Spokesman Tim Purcell describes the process of acquiring the expertise necessary to make a successful competitive tender as an organic one. “Our approach has developed over time and to a significant extent we’ve acquired the relevant knowledge through experience,” he says.

Nevertheless, applying for commercial contracts rather than grants involved a significant culture shift in the organisation, forcing it to “become more aggressive and professional”.

“It was about thinking business first,” says Purcell. “The most important thing was that HCT had to have a great product – actually a better product than our competitors. To get work initially you have to be better than the established companies.”
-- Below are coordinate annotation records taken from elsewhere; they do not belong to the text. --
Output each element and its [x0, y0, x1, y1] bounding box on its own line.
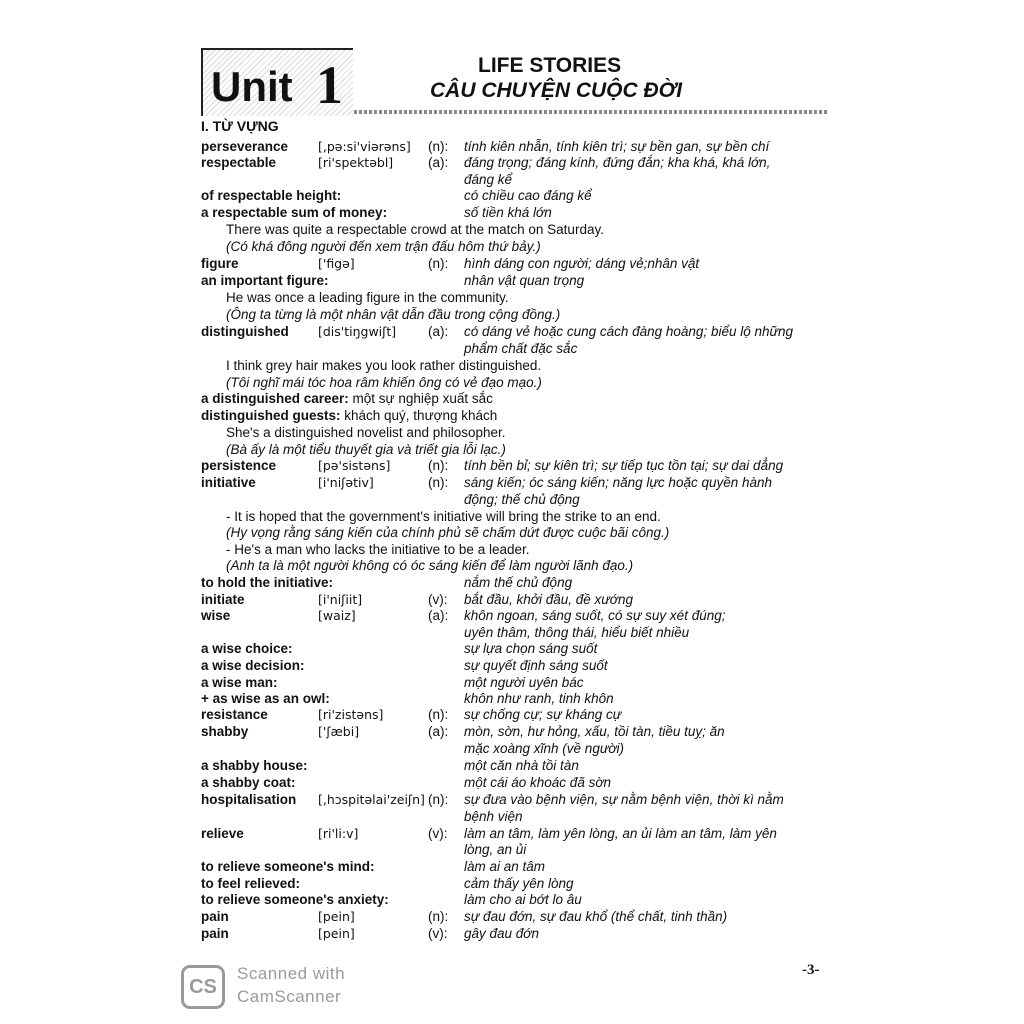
collocation-line [201, 407, 497, 424]
vocab-term: figure [201, 256, 239, 271]
vocab-term: to relieve someone's anxiety: [201, 892, 389, 907]
vocab-term: a respectable sum of money: [201, 205, 388, 220]
vocab-term: distinguished [201, 324, 289, 339]
vocab-part-of-speech: (n): [428, 475, 449, 490]
vocab-term: to hold the initiative: [201, 575, 333, 590]
vocab-meaning: sự lựa chọn sáng suốt [464, 641, 598, 656]
collocation-meaning: khách quý, thượng khách [340, 408, 498, 423]
vocab-meaning: có chiều cao đáng kể [464, 188, 592, 203]
example-translation: (Bà ấy là một tiểu thuyết gia và triết gia lỗi lạc.) [226, 442, 506, 457]
example-translation: (Ông ta từng là một nhân vật dẫn đầu trong cộng đồng.) [226, 307, 561, 322]
vocab-term: initiative [201, 475, 256, 490]
vocab-term: a wise decision: [201, 658, 305, 673]
vocab-pronunciation: [pein] [318, 926, 355, 941]
collocation-term: distinguished guests: [201, 408, 341, 423]
vocab-term: pain [201, 909, 229, 924]
vocab-term: a wise man: [201, 675, 278, 690]
vocab-term: of respectable height: [201, 188, 342, 203]
section-heading: I. TỪ VỰNG [201, 118, 279, 134]
vocab-meaning: nắm thế chủ động [464, 575, 573, 590]
collocation-meaning: một sự nghiệp xuất sắc [348, 391, 493, 406]
vocab-term: wise [201, 608, 231, 623]
vocab-pronunciation: [,hɔspitəlai'zeiʃn] [318, 792, 425, 807]
vocab-part-of-speech: (n): [428, 909, 449, 924]
vocab-meaning: làm cho ai bớt lo âu [464, 892, 582, 907]
scanned-with-text: Scanned with [237, 964, 346, 983]
vocab-meaning: sự chống cự; sự kháng cự [464, 707, 622, 722]
vocab-part-of-speech: (v): [428, 826, 448, 841]
vocab-term: shabby [201, 724, 249, 739]
vocab-pronunciation: [i'niʃətiv] [318, 475, 374, 490]
vocab-meaning: sự quyết định sáng suốt [464, 658, 608, 673]
vocab-meaning: khôn ngoan, sáng suốt, có sự suy xét đúng; [464, 608, 726, 623]
vocab-meaning: hình dáng con người; dáng vẻ;nhân vật [464, 256, 700, 271]
vocab-meaning: động; thế chủ động [464, 492, 580, 507]
vocab-meaning: tính kiên nhẫn, tính kiên trì; sự bền gan, sự bền chí [464, 139, 770, 154]
vocab-part-of-speech: (v): [428, 926, 448, 941]
vocab-pronunciation: ['ʃæbi] [318, 724, 360, 739]
vocab-meaning: đáng trọng; đáng kính, đứng đắn; kha khá, khá lớn, [464, 155, 771, 170]
camscanner-logo: CS [181, 965, 225, 1009]
vocab-pronunciation: [pein] [318, 909, 355, 924]
vocab-meaning: sự đưa vào bệnh viện, sự nằm bệnh viện, thời kì nằm [464, 792, 784, 807]
vocab-term: a wise choice: [201, 641, 293, 656]
vocab-part-of-speech: (n): [428, 792, 449, 807]
example-sentence: I think grey hair makes you look rather distinguished. [226, 358, 542, 373]
camscanner-text: CamScanner [237, 987, 342, 1006]
example-sentence: He was once a leading figure in the community. [226, 290, 509, 305]
title-divider [354, 110, 828, 114]
vocab-meaning: làm an tâm, làm yên lòng, an ủi làm an tâm, làm yên [464, 826, 777, 841]
vocab-pronunciation: [pə'sistəns] [318, 458, 391, 473]
vocab-term: to relieve someone's mind: [201, 859, 375, 874]
vocab-term: perseverance [201, 139, 289, 154]
example-sentence: - He's a man who lacks the initiative to be a leader. [226, 542, 530, 557]
vocab-term: hospitalisation [201, 792, 297, 807]
vocab-term: initiate [201, 592, 245, 607]
vocab-meaning: làm ai an tâm [464, 859, 546, 874]
vocab-pronunciation: [waiz] [318, 608, 356, 623]
vocab-meaning: mòn, sờn, hư hỏng, xấu, tồi tàn, tiều tuỵ; ăn [464, 724, 725, 739]
vocab-term: resistance [201, 707, 268, 722]
vocab-part-of-speech: (n): [428, 458, 449, 473]
vocab-meaning: lòng, an ủi [464, 842, 527, 857]
example-sentence: - It is hoped that the government's initiative will bring the strike to an end. [226, 509, 661, 524]
vocab-part-of-speech: (n): [428, 139, 449, 154]
vocab-term: respectable [201, 155, 277, 170]
vocab-meaning: số tiền khá lớn [464, 205, 552, 220]
vocab-part-of-speech: (a): [428, 155, 449, 170]
vocab-term: to feel relieved: [201, 876, 301, 891]
vocab-meaning: một người uyên bác [464, 675, 584, 690]
vocab-term: an important figure: [201, 273, 329, 288]
vocab-pronunciation: [dis'tiŋgwiʃt] [318, 324, 397, 339]
vocab-pronunciation: ['figə] [318, 256, 355, 271]
title-english: LIFE STORIES [478, 54, 622, 77]
vocab-term: a shabby house: [201, 758, 308, 773]
vocab-meaning: gây đau đớn [464, 926, 539, 941]
vocab-meaning: tính bền bỉ; sự kiên trì; sự tiếp tục tồn tại; sự dai dẳng [464, 458, 784, 473]
vocab-meaning: nhân vật quan trọng [464, 273, 585, 288]
vocab-meaning: mặc xoàng xĩnh (về người) [464, 741, 625, 756]
example-translation: (Anh ta là một người không có óc sáng kiến để làm người lãnh đạo.) [226, 558, 634, 573]
vocab-meaning: bệnh viện [464, 809, 523, 824]
vocab-part-of-speech: (v): [428, 592, 448, 607]
vocab-part-of-speech: (a): [428, 324, 449, 339]
unit-label: Unit [211, 63, 293, 110]
example-translation: (Có khá đông người đến xem trận đấu hôm thứ bảy.) [226, 239, 541, 254]
vocab-pronunciation: [ri'li:v] [318, 826, 359, 841]
vocab-meaning: cảm thấy yên lòng [464, 876, 574, 891]
page-number: -3- [802, 962, 820, 978]
vocab-pronunciation: [ri'spektəbl] [318, 155, 394, 170]
vocab-meaning: đáng kể [464, 172, 513, 187]
vocab-pronunciation: [,pə:si'viərəns] [318, 139, 411, 154]
vocab-part-of-speech: (a): [428, 724, 449, 739]
vocab-meaning: một căn nhà tồi tàn [464, 758, 579, 773]
vocab-meaning: sáng kiến; óc sáng kiến; năng lực hoặc quyền hành [464, 475, 773, 490]
collocation-term: a distinguished career: [201, 391, 349, 406]
example-sentence: There was quite a respectable crowd at the match on Saturday. [226, 222, 604, 237]
example-translation: (Hy vọng rằng sáng kiến của chính phủ sẽ chấm dứt được cuộc bãi công.) [226, 525, 670, 540]
vocab-meaning: có dáng vẻ hoặc cung cách đàng hoàng; biểu lộ những [464, 324, 794, 339]
collocation-line [201, 390, 493, 407]
vocab-meaning: một cái áo khoác đã sờn [464, 775, 611, 790]
title-vietnamese: CÂU CHUYỆN CUỘC ĐỜI [430, 79, 683, 102]
unit-number: 1 [316, 55, 343, 115]
vocab-meaning: sự đau đớn, sự đau khổ (thể chất, tinh thần) [464, 909, 728, 924]
vocab-term: + as wise as an owl: [201, 691, 330, 706]
vocab-term: relieve [201, 826, 244, 841]
vocab-part-of-speech: (n): [428, 256, 449, 271]
vocab-pronunciation: [ri'zistəns] [318, 707, 384, 722]
vocab-term: pain [201, 926, 229, 941]
vocab-term: a shabby coat: [201, 775, 296, 790]
vocab-part-of-speech: (n): [428, 707, 449, 722]
vocab-term: persistence [201, 458, 277, 473]
vocab-pronunciation: [i'niʃiit] [318, 592, 363, 607]
vocab-meaning: khôn như ranh, tinh khôn [464, 691, 614, 706]
vocab-meaning: phẩm chất đặc sắc [464, 341, 578, 356]
vocab-part-of-speech: (a): [428, 608, 449, 623]
example-translation: (Tôi nghĩ mái tóc hoa râm khiến ông có vẻ đạo mạo.) [226, 375, 542, 390]
vocab-meaning: bắt đầu, khởi đầu, đề xướng [464, 592, 633, 607]
example-sentence: She's a distinguished novelist and philosopher. [226, 425, 506, 440]
vocab-meaning: uyên thâm, thông thái, hiểu biết nhiều [464, 625, 690, 640]
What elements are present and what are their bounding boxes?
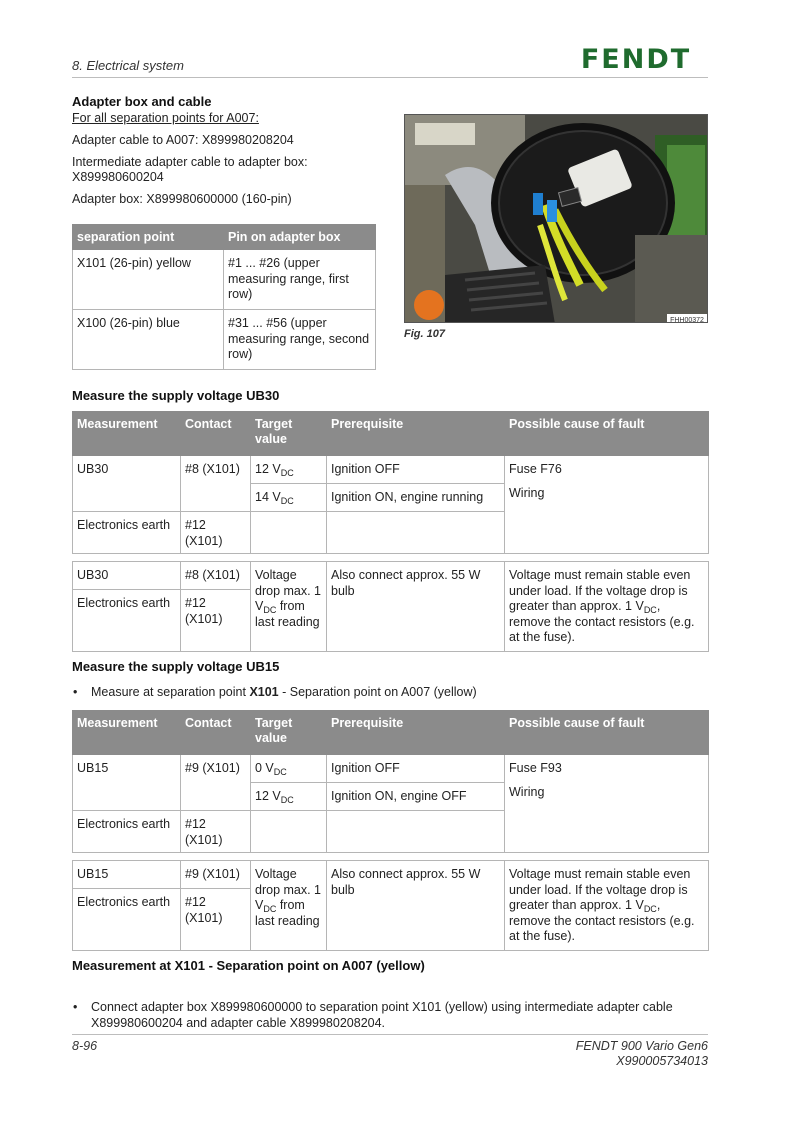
ub30-table: [72, 411, 709, 652]
brand-text: FENDT: [580, 46, 692, 70]
adapter-heading: Adapter box and cable: [72, 94, 212, 109]
adapter-cell: #31 ... #56 (upper measuring range, second row): [224, 310, 376, 370]
section-title: 8. Electrical system: [72, 58, 184, 73]
measurement-cell: Electronics earth: [73, 590, 181, 652]
row-spacer: [73, 554, 709, 562]
header-prerequisite: Prerequisite: [327, 711, 505, 755]
adapter-table: [72, 224, 376, 370]
adapter-cell: X101 (26-pin) yellow: [73, 250, 224, 310]
contact-cell: #8 (X101): [181, 456, 251, 512]
ub15-heading: Measure the supply voltage UB15: [72, 659, 280, 674]
target-cell: 0 $V_{DC}$: [251, 755, 327, 783]
header-target: Target value: [251, 711, 327, 755]
photo-illustration: [405, 115, 708, 323]
fendt-logo: [564, 46, 708, 70]
page-footer: [72, 1034, 708, 1068]
prerequisite-cell: Also connect approx. 55 W bulb: [327, 562, 505, 652]
measurement-cell: Electronics earth: [73, 512, 181, 554]
contact-cell: #12 (X101): [181, 811, 251, 853]
contact-cell: #8 (X101): [181, 562, 251, 590]
prerequisite-cell: Ignition OFF: [327, 755, 505, 783]
fault-cell: Fuse F93 Wiring: [505, 755, 709, 853]
contact-cell: #9 (X101): [181, 755, 251, 811]
ub30-heading: Measure the supply voltage UB30: [72, 388, 280, 403]
measurement-cell: UB30: [73, 456, 181, 512]
adapter-line-2: Intermediate adapter cable to adapter box: X899980600204: [72, 155, 308, 184]
measurement-cell: Electronics earth: [73, 889, 181, 951]
prerequisite-cell: [327, 512, 505, 554]
page-number: 8-96: [72, 1039, 98, 1053]
header-fault: Possible cause of fault: [505, 412, 709, 456]
contact-cell: #12 (X101): [181, 889, 251, 951]
adapter-line-3: Adapter box: X899980600000 (160-pin): [72, 192, 292, 206]
contact-cell: #12 (X101): [181, 590, 251, 652]
fault-cell: Fuse F76 Wiring: [505, 456, 709, 554]
model-name: FENDT 900 Vario Gen6: [575, 1039, 708, 1053]
header-measurement: Measurement: [73, 711, 181, 755]
x101-bullet: • Connect adapter box X899980600000 to separation point X101 (yellow) using intermediate adapter cable X899980600204 and adapter cable X899980208204.: [72, 999, 692, 1031]
adapter-header-point: separation point: [73, 225, 224, 250]
fault-cell: Voltage must remain stable even under load. If the voltage drop is greater than approx. 1 $V_{DC}$, remove the contact resistors (e.g. at the fuse).: [505, 861, 709, 951]
prerequisite-cell: Ignition ON, engine OFF: [327, 783, 505, 811]
contact-cell: #12 (X101): [181, 512, 251, 554]
target-cell: 12 $V_{DC}$: [251, 456, 327, 484]
adapter-cell: X100 (26-pin) blue: [73, 310, 224, 370]
adapter-intro: [72, 94, 382, 207]
prerequisite-cell: Also connect approx. 55 W bulb: [327, 861, 505, 951]
measurement-cell: UB15: [73, 755, 181, 811]
target-cell: [251, 811, 327, 853]
contact-cell: #9 (X101): [181, 861, 251, 889]
adapter-cell: #1 ... #26 (upper measuring range, first row): [224, 250, 376, 310]
fault-cell: Voltage must remain stable even under load. If the voltage drop is greater than approx. 1 $V_{DC}$, remove the contact resistors (e.g. at the fuse).: [505, 562, 709, 652]
target-cell: Voltage drop max. 1 $V_{DC}$ from last reading: [251, 861, 327, 951]
figure-caption: Fig. 107: [404, 328, 445, 340]
header-contact: Contact: [181, 412, 251, 456]
header-fault: Possible cause of fault: [505, 711, 709, 755]
ub15-bullet: • Measure at separation point X101 - Separation point on A007 (yellow): [72, 684, 712, 700]
target-cell: Voltage drop max. 1 $V_{DC}$ from last reading: [251, 562, 327, 652]
adapter-header-pin: Pin on adapter box: [224, 225, 376, 250]
measurement-cell: Electronics earth: [73, 811, 181, 853]
doc-number: X990005734013: [616, 1054, 708, 1068]
x101-heading: Measurement at X101 - Separation point on A007 (yellow): [72, 958, 425, 973]
prerequisite-cell: Ignition OFF: [327, 456, 505, 484]
header-target: Target value: [251, 412, 327, 456]
row-spacer: [73, 853, 709, 861]
page-header: [72, 46, 708, 78]
prerequisite-cell: Ignition ON, engine running: [327, 484, 505, 512]
target-cell: 12 $V_{DC}$: [251, 783, 327, 811]
adapter-line-1: Adapter cable to A007: X899980208204: [72, 133, 294, 147]
adapter-photo: [404, 114, 708, 323]
measurement-cell: UB15: [73, 861, 181, 889]
ub15-table: [72, 710, 709, 951]
header-measurement: Measurement: [73, 412, 181, 456]
header-contact: Contact: [181, 711, 251, 755]
measurement-cell: UB30: [73, 562, 181, 590]
footer-right: [576, 1039, 708, 1069]
header-prerequisite: Prerequisite: [327, 412, 505, 456]
photo-code: FHH00372: [670, 317, 704, 323]
adapter-subheading: For all separation points for A007:: [72, 111, 259, 125]
target-cell: [251, 512, 327, 554]
prerequisite-cell: [327, 811, 505, 853]
target-cell: 14 $V_{DC}$: [251, 484, 327, 512]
Since HCT’s charitable status restricted its commercial activity, a separate trading arm, CT Plus, was set up to operate the red bus route. HCT’s head of business development, Julie Gilson, explains: “Although we had started to get commercial contracts under the charity HCT, getting a large multi-million contract meant that it was appropriate to set up a commercial trading company.” This meant more bureaucracy and auditing costs as the organisation was reporting to both the Charity Commission and Companies House.

The vehicles themselves were leased and the decision was made not to carry advertising in order to make the company’s buses look distinctive.

The results
Building on its success with that first red bus route, HCT now runs another three such routes, the latest contract having commenced this month.

“We are regularly ranked in the publicly-available monthly performance statistics as being one of the most reliable service providers for TfL,” says Purcell.

The group has also won a number of other commercial contracts in recent years, including running social services transport in Kensington and Chelsea and over forty school bus routes in West Yorkshire. The latter required the setting up of another trading arm, which is registered as a CIC. The group are also in the process of converting the original CT Plus from a company limited by guarantee into a CIC.

HCT has also improved its commercial expertise in recent years by recruiting staff with experience of tendering for contracts. However, it has taken pains to make sure its new recruits share its social ethos – partly since, according to Purcell, that ethos is the key to its commercial success.

“Because HCT is a grassroots organisation with stakeholder involvement and its ear to the ground, it can offer a better service than its commercial competitors,” he says.

The organisation continues to provide local community transport services in various London boroughs, as well as running training programmes to raise local employability levels. “Being a social enterprise gives you an advantage, especially in an area like transport which obviously has a service as well as a commercial aspect,” says Purcell.

HCT Group now has an annual turnover in the region of £15m, and is keen to see that grow even more. “We are regularly approached to tender for other contracts and we look forward to furthering the significant rate of growth that our businesses have shown over the past few years,” says Purcell.

HCT’s success was recognised in 2004 when it won the Social Enterprise Coalition’s Enterprising Solutions Award. SEC chair Baroness Glenys Thornton said: “It was a groundbreaking achievement for a community-owned bus service to win by competitive tender a brand new bus service. It shows that, given a level playing field and an understanding of social enterprise, there are no no-go areas in the public sector for socially-owned businesses.”